Is it better to marry a person you like to talk,or someone you are physically attracted?
Physical attraction tends to wane and is not a good basis for a marriage. You have to like the person and love spending time together.
I'd agree with Hendrika, but also add that you need to have both if your going to marry a person - initially you need to be attracted to a person to consider marrying them and for the longevity of your marriage you need to make sure that you get on with the person.
What you need to remember is marriage to a person is not the end but the beginning of a wonderful journey - how that journey plans out depends on you and the other person. Make sure you pack your journey with allot of 'Give-n-Take' and 'Forgive-n-Forget' for it to be an enjoyable trip.
We need people in our lives that like us. People that we like to be with. On a day to day basis physical attraction can only go so far. Find someone you enjoy spending time with. Someone who knows how to make you laugh. If you never look beyond the surface appearance of an individual you may miss out on a true treasure.
I love to have a lasting relationship if I am to marry the person. So, it has to be a person that I am able to communicate as well as being attracted to.
That way, it will be 100% of love and affection. Though people may say that it is hard to have best of both world but I am happy to say that I have found my love that has both.

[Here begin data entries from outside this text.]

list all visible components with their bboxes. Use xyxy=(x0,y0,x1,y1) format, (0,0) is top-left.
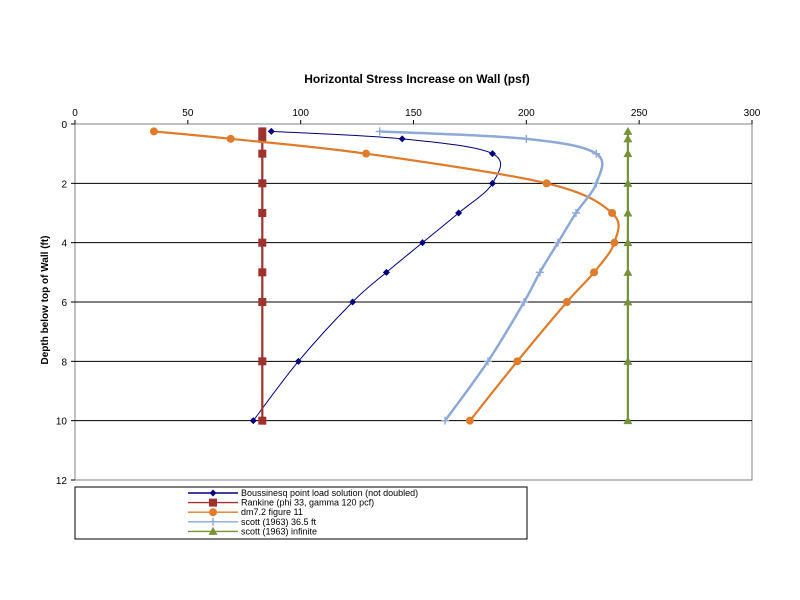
x-tick-label: 250 xyxy=(631,108,648,119)
x-tick-label: 100 xyxy=(292,108,309,119)
data-point xyxy=(623,297,633,306)
series-line-0 xyxy=(252,130,502,421)
y-tick-label: 6 xyxy=(61,298,67,309)
data-point xyxy=(592,179,601,188)
data-point xyxy=(590,268,599,277)
data-point xyxy=(258,149,267,158)
legend-entry-4: scott (1963) infinite xyxy=(188,526,317,536)
data-point xyxy=(149,127,158,136)
series-0 xyxy=(249,127,502,425)
data-point xyxy=(258,416,267,425)
y-tick-label: 10 xyxy=(56,417,68,428)
data-point xyxy=(419,239,427,247)
series-2 xyxy=(149,127,620,425)
data-point xyxy=(623,416,633,425)
data-point xyxy=(623,126,633,135)
legend-label: scott (1963) 36.5 ft xyxy=(241,517,317,527)
chart-title: Horizontal Stress Increase on Wall (psf) xyxy=(304,72,530,86)
legend-label: Boussinesq point load solution (not doub… xyxy=(241,488,418,498)
grid-lines xyxy=(75,182,752,422)
y-axis-label: Depth below top of Wall (ft) xyxy=(40,235,51,364)
data-point xyxy=(562,298,571,306)
series-1 xyxy=(258,127,267,425)
data-point xyxy=(258,298,267,306)
legend-entries: Boussinesq point load solution (not doub… xyxy=(188,488,418,536)
data-point xyxy=(258,134,267,143)
legend-label: Rankine (phi 33, gamma 120 pcf) xyxy=(241,498,374,508)
y-tick-label: 8 xyxy=(61,357,67,368)
y-tick-label: 12 xyxy=(56,476,68,487)
y-tick-label: 4 xyxy=(61,239,67,250)
x-tick-label: 200 xyxy=(518,108,535,119)
legend-entry-2: dm7.2 figure 11 xyxy=(188,507,303,517)
legend-swatch-marker xyxy=(209,489,217,497)
legend-entry-0: Boussinesq point load solution (not doub… xyxy=(188,488,418,498)
legend-label: scott (1963) infinite xyxy=(241,526,317,536)
data-point xyxy=(623,238,633,247)
data-point xyxy=(398,135,406,143)
data-point xyxy=(258,268,267,277)
data-point xyxy=(623,178,633,187)
y-axis-ticks: 0 2 4 6 8 10 12 xyxy=(56,120,75,487)
legend-swatch-marker xyxy=(208,526,218,535)
data-point xyxy=(520,298,529,306)
x-tick-label: 150 xyxy=(405,108,422,119)
legend-entry-3: scott (1963) 36.5 ft xyxy=(188,517,317,527)
data-point xyxy=(553,238,562,247)
data-point xyxy=(375,127,384,136)
data-point xyxy=(592,149,601,158)
data-point xyxy=(258,179,267,188)
data-point xyxy=(610,238,619,247)
data-point xyxy=(623,356,633,365)
data-point xyxy=(258,209,267,217)
x-tick-label: 50 xyxy=(182,108,194,119)
data-point xyxy=(249,417,257,425)
data-point xyxy=(488,179,496,187)
data-point xyxy=(623,267,633,276)
y-tick-label: 2 xyxy=(61,179,67,190)
legend-swatch-marker xyxy=(209,498,217,507)
data-point xyxy=(483,357,492,366)
data-point xyxy=(571,209,580,217)
data-point xyxy=(608,209,617,217)
data-point xyxy=(226,134,235,143)
legend-swatch-marker xyxy=(209,508,217,517)
data-point xyxy=(522,134,531,143)
data-point xyxy=(535,268,544,277)
data-point xyxy=(455,209,463,217)
data-point xyxy=(258,127,267,136)
legend-swatch-marker xyxy=(209,517,217,526)
data-point xyxy=(441,416,450,425)
data-point xyxy=(623,149,633,158)
data-point xyxy=(294,357,302,365)
data-point xyxy=(382,268,390,276)
legend-label: dm7.2 figure 11 xyxy=(241,507,303,517)
data-point xyxy=(258,238,267,247)
series-layer xyxy=(149,126,633,425)
series-4 xyxy=(623,126,633,425)
x-tick-label: 300 xyxy=(744,108,761,119)
y-tick-label: 0 xyxy=(61,120,67,131)
data-point xyxy=(623,134,633,143)
legend-entry-1: Rankine (phi 33, gamma 120 pcf) xyxy=(188,498,374,508)
data-point xyxy=(362,149,371,158)
data-point xyxy=(542,179,551,188)
series-3 xyxy=(375,127,604,425)
legend xyxy=(74,486,528,540)
data-point xyxy=(488,150,496,158)
data-point xyxy=(465,416,474,425)
data-point xyxy=(513,357,522,366)
data-point xyxy=(267,127,275,135)
data-point xyxy=(258,357,267,366)
data-point xyxy=(623,208,633,217)
x-tick-label: 0 xyxy=(72,108,78,119)
data-point xyxy=(349,298,357,306)
x-axis-ticks: 0 50 100 150 200 250 300 xyxy=(72,108,761,124)
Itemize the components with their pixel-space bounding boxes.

It may sound incredible but then it is true as we have been married for more than 27 years and still growing strong as we do things together and talking the same topic as well as shopping for things we like.
I know this doesn't answer the "which is better" question, but I say people ought to hold off until they find someone with both qualities. There are a lot of physically attractive creeps and jerks out there, but it's pretty difficult to imagine wanting to be married to someone who offers great conversation but isn't someone his/her spouse is attracted to.
Of course, what this question doesn't address is the fact that there's such a thing as people who are great to talk to AND are physically attractive to the other - who still are people that "other" should not marry.
There needs to be mutual love (of the right kind) and respect. If those two things are there, one reason it is is usually because the person is someone who we find "great to talk to". Also, if that right kind of mutual love and respect are there, even people we'd find all that physically attractive can seem to become surprisingly more so.
You need to enjoy spending time with them, conversing, laughing, just enjoying their company. You need to have some physical attraction to them, to have a good, proper, successful relationship. But you cannot base a marriage entirely on looks. It just doesn't work. And besides, looks fade, and physical abilities diminish. The soul is the thing that stands strong throughout the good, the bad, and age. You need to love a person for who they are, not what they are, or what they have. You need to love a person in a way so that if all else fails, you will still love being with them. Looks are not deep, they are shallow, and I am afraid my friend, that relationships are an ocean.
I think you are going to have to initially be attracted to that person, at least. Even if passion fades, it's important to have had it there in the beginning, otherwise you're really missing out.
Start with one, end up with both. I have a bunch of friends that I enjoy talking to; some on certain subjects, a few are good conversationalist in just about every topic under the sky. Yet, I cannot imagine another relationship that is more than platonic with them. In my experience, when you get physically attracted to a person; a conversation is unavoidable. And when you DO love a person, you care about their interest and dreams, vice versa and the sharing begins. I have known people who loves their spouse deeply, yet all they do is spend time together without a lot of talking.
Mr.X is reading on the porch, Mrs.X sits next to him, knitting. Mrs.X puts down her knitting and stepped into the house. A couple of minutes later, the sound of soft music drifted out to the front. Mr.X smiles and place his book on the side table, he stood up and turn to the front door as Mrs.X walked out. Both smiling, Mr.A open his arms in a welcoming gesture as Mrs.A moved in to the steps of their favorite dance.
Sometime, the deepest bond isn't all about spoken words but the easy understanding and knowing you are perfect for each other.
What a silly ...and pointless question. If you are going to marry someone...you better be getting the full package...or it is destined to fail.